How to perform Matrix Multiplication with Numpy Python
Introduction
A double rectangular array of data represented in rows and columns is known as a Python matrix. A matrix's data might consist of letters, integers, strings, formulas, symbols, etc. One of the crucial data structures that may be employed in calculations in math and science is the matrix.
By multiplying the rows of the first matrix by the columns of the second matrix, NumPy matrix multiplication creates a single matrix from two input matrices. NumPy has three alternative routines for multiplying two matrices.
- numpy.multiply(board_arr1, board_arr2) – Element based multiplication
- numpy.matmul(board_arr1, board_arr2) – Product of two matrices
- numpy.dot(board_arr1, board_arr2) – Scalar/dot product
Ensure that the first matrix's first column and second matrix's second row totals are equal before performing matrix multiplication in NumPy.
Quick Reference
Here are a few brief examples of NumPy matrix multiplication in case you're in a hurry.
1. NumPy.multiply()
Let's create some NumPy arrays and use them to multiply things element by element with the NumPy.multiply() function. This uses element-wise multiplication, also known as the Hadamard product, to multiply each element of the first matrix by its corresponding element in the second matrix. To multiply, make sure that both matrices have the same dimensions.

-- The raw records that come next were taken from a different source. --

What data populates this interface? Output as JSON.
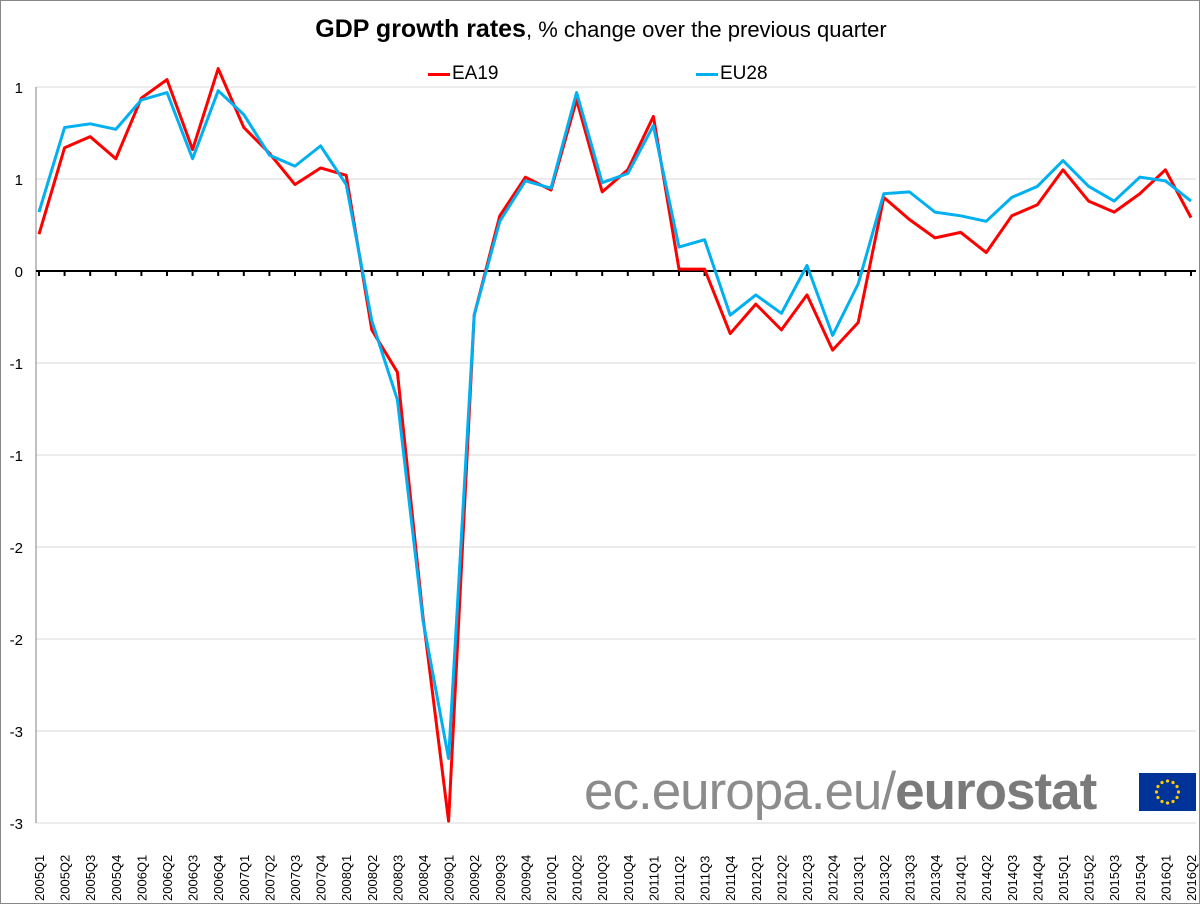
{
  "chart_data": {
    "type": "line",
    "title": "GDP growth rates",
    "subtitle": ", % change over the previous quarter",
    "categories": [
      "2005Q1",
      "2005Q2",
      "2005Q3",
      "2005Q4",
      "2006Q1",
      "2006Q2",
      "2006Q3",
      "2006Q4",
      "2007Q1",
      "2007Q2",
      "2007Q3",
      "2007Q4",
      "2008Q1",
      "2008Q2",
      "2008Q3",
      "2008Q4",
      "2009Q1",
      "2009Q2",
      "2009Q3",
      "2009Q4",
      "2010Q1",
      "2010Q2",
      "2010Q3",
      "2010Q4",
      "2011Q1",
      "2011Q2",
      "2011Q3",
      "2011Q4",
      "2012Q1",
      "2012Q2",
      "2012Q3",
      "2012Q4",
      "2013Q1",
      "2013Q2",
      "2013Q3",
      "2013Q4",
      "2014Q1",
      "2014Q2",
      "2014Q3",
      "2014Q4",
      "2015Q1",
      "2015Q2",
      "2015Q3",
      "2015Q4",
      "2016Q1",
      "2016Q2"
    ],
    "series": [
      {
        "name": "EA19",
        "color": "#ff0000",
        "values": [
          0.2,
          0.67,
          0.73,
          0.61,
          0.94,
          1.04,
          0.66,
          1.1,
          0.78,
          0.64,
          0.47,
          0.56,
          0.52,
          -0.32,
          -0.55,
          -1.88,
          -2.99,
          -0.24,
          0.3,
          0.51,
          0.44,
          0.93,
          0.43,
          0.55,
          0.84,
          0.01,
          0.01,
          -0.34,
          -0.18,
          -0.32,
          -0.13,
          -0.43,
          -0.28,
          0.4,
          0.28,
          0.18,
          0.21,
          0.1,
          0.3,
          0.36,
          0.55,
          0.38,
          0.32,
          0.42,
          0.55,
          0.29
        ]
      },
      {
        "name": "EU28",
        "color": "#00b0f0",
        "values": [
          0.32,
          0.78,
          0.8,
          0.77,
          0.93,
          0.97,
          0.61,
          0.98,
          0.85,
          0.63,
          0.57,
          0.68,
          0.47,
          -0.27,
          -0.7,
          -1.9,
          -2.65,
          -0.24,
          0.27,
          0.49,
          0.45,
          0.97,
          0.48,
          0.53,
          0.79,
          0.13,
          0.17,
          -0.24,
          -0.13,
          -0.23,
          0.03,
          -0.35,
          -0.07,
          0.42,
          0.43,
          0.32,
          0.3,
          0.27,
          0.4,
          0.46,
          0.6,
          0.46,
          0.38,
          0.51,
          0.49,
          0.38
        ]
      }
    ],
    "yticks": [
      1.0,
      0.5,
      0,
      -0.5,
      -1.0,
      -1.5,
      -2.0,
      -2.5,
      -3.0
    ],
    "ytick_labels": [
      "1",
      "1",
      "0",
      "-1",
      "-1",
      "-2",
      "-2",
      "-3",
      "-3"
    ],
    "ylim": [
      -3.0,
      1.0
    ],
    "grid": true,
    "legend": "top-center"
  },
  "logo": {
    "text_light": "ec.europa.eu/",
    "text_bold": "eurostat"
  }
}
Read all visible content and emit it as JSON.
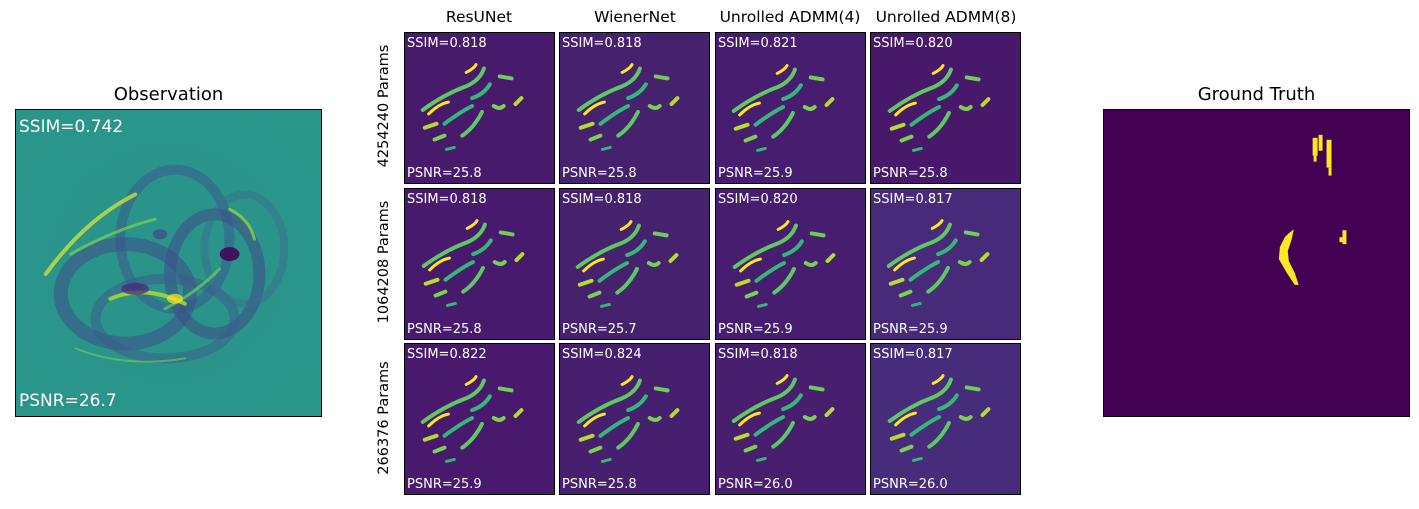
{
  "observation": {
    "title": "Observation",
    "ssim": "SSIM=0.742",
    "psnr": "PSNR=26.7"
  },
  "ground_truth": {
    "title": "Ground Truth"
  },
  "grid": {
    "columns": [
      "ResUNet",
      "WienerNet",
      "Unrolled ADMM(4)",
      "Unrolled ADMM(8)"
    ],
    "rows": [
      {
        "label": "4254240 Params",
        "cells": [
          {
            "ssim": "SSIM=0.818",
            "psnr": "PSNR=25.8"
          },
          {
            "ssim": "SSIM=0.818",
            "psnr": "PSNR=25.8"
          },
          {
            "ssim": "SSIM=0.821",
            "psnr": "PSNR=25.9"
          },
          {
            "ssim": "SSIM=0.820",
            "psnr": "PSNR=25.8"
          }
        ]
      },
      {
        "label": "1064208 Params",
        "cells": [
          {
            "ssim": "SSIM=0.818",
            "psnr": "PSNR=25.8"
          },
          {
            "ssim": "SSIM=0.818",
            "psnr": "PSNR=25.7"
          },
          {
            "ssim": "SSIM=0.820",
            "psnr": "PSNR=25.9"
          },
          {
            "ssim": "SSIM=0.817",
            "psnr": "PSNR=25.9"
          }
        ]
      },
      {
        "label": "266376 Params",
        "cells": [
          {
            "ssim": "SSIM=0.822",
            "psnr": "PSNR=25.9"
          },
          {
            "ssim": "SSIM=0.824",
            "psnr": "PSNR=25.8"
          },
          {
            "ssim": "SSIM=0.818",
            "psnr": "PSNR=26.0"
          },
          {
            "ssim": "SSIM=0.817",
            "psnr": "PSNR=26.0"
          }
        ]
      }
    ]
  },
  "colors": {
    "viridis_dark": "#440154",
    "viridis_teal": "#21918c",
    "viridis_yellow": "#fde725",
    "viridis_green": "#5ec962"
  }
}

To supply a set of columns, rows, or submatrices to the numpy. Utilize the multiply() function to multiple certain rows, columns, and submatrices. The sizes of the submatrices, columns, and rows that we supply as our operands should be followed. Take this as an example:
2. NumPy.dot()
Scalar multiplication is a straightforward method of multiplying matrices, and we can accomplish this using the NumPy dot() function. A scalar can be multiplied by a matrix, or a matrix can be multiplied by a scalar, in scalar multiplication. The scalar is multiplied by each member of the matrix to produce an array with the same form as the original array. Order is irrelevant when conducting scalar multiplication.
Using np.dot, we may multiply a two-dimensional matrix by another two-dimensional matrix (). When multiplying two matrices, the operations should be performed in the correct sequence; for example, multiplying matrix X by matrix Y does not yield the same result as multiplying matrix Y by matrix X.
3. matmul()
In order to determine the matrix product of two arrays, use the np.matmul() function. The NumPy arrays' matrix multiplication is returned by the matmul() method, which accepts the inputs board_arr1 and board_arr2. Only when board_arr1 and board_arr2 are both 1-dimensional vectors is a scalar generated.
Conclusion
In this article, we have covered the idea of NumPy matrix multiplication in Python as well as how to use it with examples using the functions numpy.multiply(), numpy.matmul(), and numpy.dot().